Ich weiß es nicht, drum nehmt doch einfach an der Umfrage teil. 
Ich würd mal sagen die Umfrage läuft bis Mitte Januar, dann sehn wir ja ob Interesse besteht und dann kann man sich um die Organisation kümmern.


----------



## Rick7 (29. November 2010)

da bin ich ja mal gespannt


----------



## MTB-News.de




----------



## teatimetom (29. November 2010)

hey chris,

ich bin dabei. 
wäre dann der kontrast zum dav treff.


----------



## scxscx (29. November 2010)

aslo ehrlich gsagt glangts mir so, wie´s is - 

wir hatten schon mal den fall, dass wir am gardasee 23 (!) leut warn und vor zwei jahren auf ner tour hier 14...nur von uns!

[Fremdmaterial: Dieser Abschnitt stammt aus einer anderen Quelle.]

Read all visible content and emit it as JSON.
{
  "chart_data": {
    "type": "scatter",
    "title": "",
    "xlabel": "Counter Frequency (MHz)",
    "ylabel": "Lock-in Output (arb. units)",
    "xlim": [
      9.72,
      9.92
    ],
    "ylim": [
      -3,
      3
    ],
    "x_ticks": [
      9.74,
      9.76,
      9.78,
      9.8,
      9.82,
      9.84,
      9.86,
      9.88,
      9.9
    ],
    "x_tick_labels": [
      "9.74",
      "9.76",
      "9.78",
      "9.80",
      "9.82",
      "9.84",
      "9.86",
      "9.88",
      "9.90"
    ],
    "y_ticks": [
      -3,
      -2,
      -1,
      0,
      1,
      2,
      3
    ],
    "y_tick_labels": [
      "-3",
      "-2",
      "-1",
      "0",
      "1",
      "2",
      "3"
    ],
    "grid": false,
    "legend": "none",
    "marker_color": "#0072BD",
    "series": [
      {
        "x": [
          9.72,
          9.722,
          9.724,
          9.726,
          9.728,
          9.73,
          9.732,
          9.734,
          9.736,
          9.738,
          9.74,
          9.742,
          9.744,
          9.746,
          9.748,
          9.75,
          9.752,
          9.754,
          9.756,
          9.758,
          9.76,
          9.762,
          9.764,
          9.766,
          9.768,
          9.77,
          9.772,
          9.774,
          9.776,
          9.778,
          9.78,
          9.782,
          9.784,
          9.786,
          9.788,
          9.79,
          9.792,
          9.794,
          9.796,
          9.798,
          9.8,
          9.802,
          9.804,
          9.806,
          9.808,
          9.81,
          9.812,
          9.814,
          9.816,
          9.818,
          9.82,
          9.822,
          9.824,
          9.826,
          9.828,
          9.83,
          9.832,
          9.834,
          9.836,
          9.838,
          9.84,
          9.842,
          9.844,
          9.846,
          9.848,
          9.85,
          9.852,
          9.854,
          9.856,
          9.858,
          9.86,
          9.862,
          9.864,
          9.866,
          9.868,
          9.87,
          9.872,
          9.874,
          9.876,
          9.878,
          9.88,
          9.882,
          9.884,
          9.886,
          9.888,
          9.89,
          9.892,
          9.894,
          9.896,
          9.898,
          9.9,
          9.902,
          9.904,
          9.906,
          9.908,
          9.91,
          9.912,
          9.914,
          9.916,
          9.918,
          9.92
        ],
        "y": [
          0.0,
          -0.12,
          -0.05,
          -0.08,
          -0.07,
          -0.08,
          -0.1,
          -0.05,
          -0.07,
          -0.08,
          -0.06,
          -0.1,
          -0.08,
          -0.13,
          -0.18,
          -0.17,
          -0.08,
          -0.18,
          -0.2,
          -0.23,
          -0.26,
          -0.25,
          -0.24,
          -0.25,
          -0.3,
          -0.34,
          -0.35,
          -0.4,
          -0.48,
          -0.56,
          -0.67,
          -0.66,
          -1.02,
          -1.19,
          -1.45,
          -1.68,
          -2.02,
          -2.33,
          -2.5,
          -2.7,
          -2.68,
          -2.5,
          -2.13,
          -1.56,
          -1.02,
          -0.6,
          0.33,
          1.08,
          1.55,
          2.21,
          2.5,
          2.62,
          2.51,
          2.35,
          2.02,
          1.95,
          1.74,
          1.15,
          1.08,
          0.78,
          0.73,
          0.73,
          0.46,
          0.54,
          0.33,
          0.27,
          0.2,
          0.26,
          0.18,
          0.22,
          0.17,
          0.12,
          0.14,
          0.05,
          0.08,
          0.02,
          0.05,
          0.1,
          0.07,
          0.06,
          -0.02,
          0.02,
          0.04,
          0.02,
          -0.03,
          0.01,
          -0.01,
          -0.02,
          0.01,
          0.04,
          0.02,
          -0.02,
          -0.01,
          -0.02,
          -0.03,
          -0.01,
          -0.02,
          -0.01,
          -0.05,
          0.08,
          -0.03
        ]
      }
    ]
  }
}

ehrlich, wenn i zu fünft durchn wald fahr (und des sammer allerweil) dann brauch i net no mer hanswurschtn, da glanger mir die mein scho 


naa, im ernst, de leut die wo ich kenn muss, die kenn i scho (zumindest gsichtsweis) und die trifft man ja eh immer wieder mal im wald (scheiss xtr-schaltwerk, gell schillerlocke?) 

und an haufen kennan mir a gstohln bleibm - ich sag bloss, wenn mir einer im wald plötzlich mit irgendwelche DIMB-regeln daherkommt, bloss weil mir den a weng zügig überholt hamm, dann kann mich so einer am arsch lecken, nix für ungut.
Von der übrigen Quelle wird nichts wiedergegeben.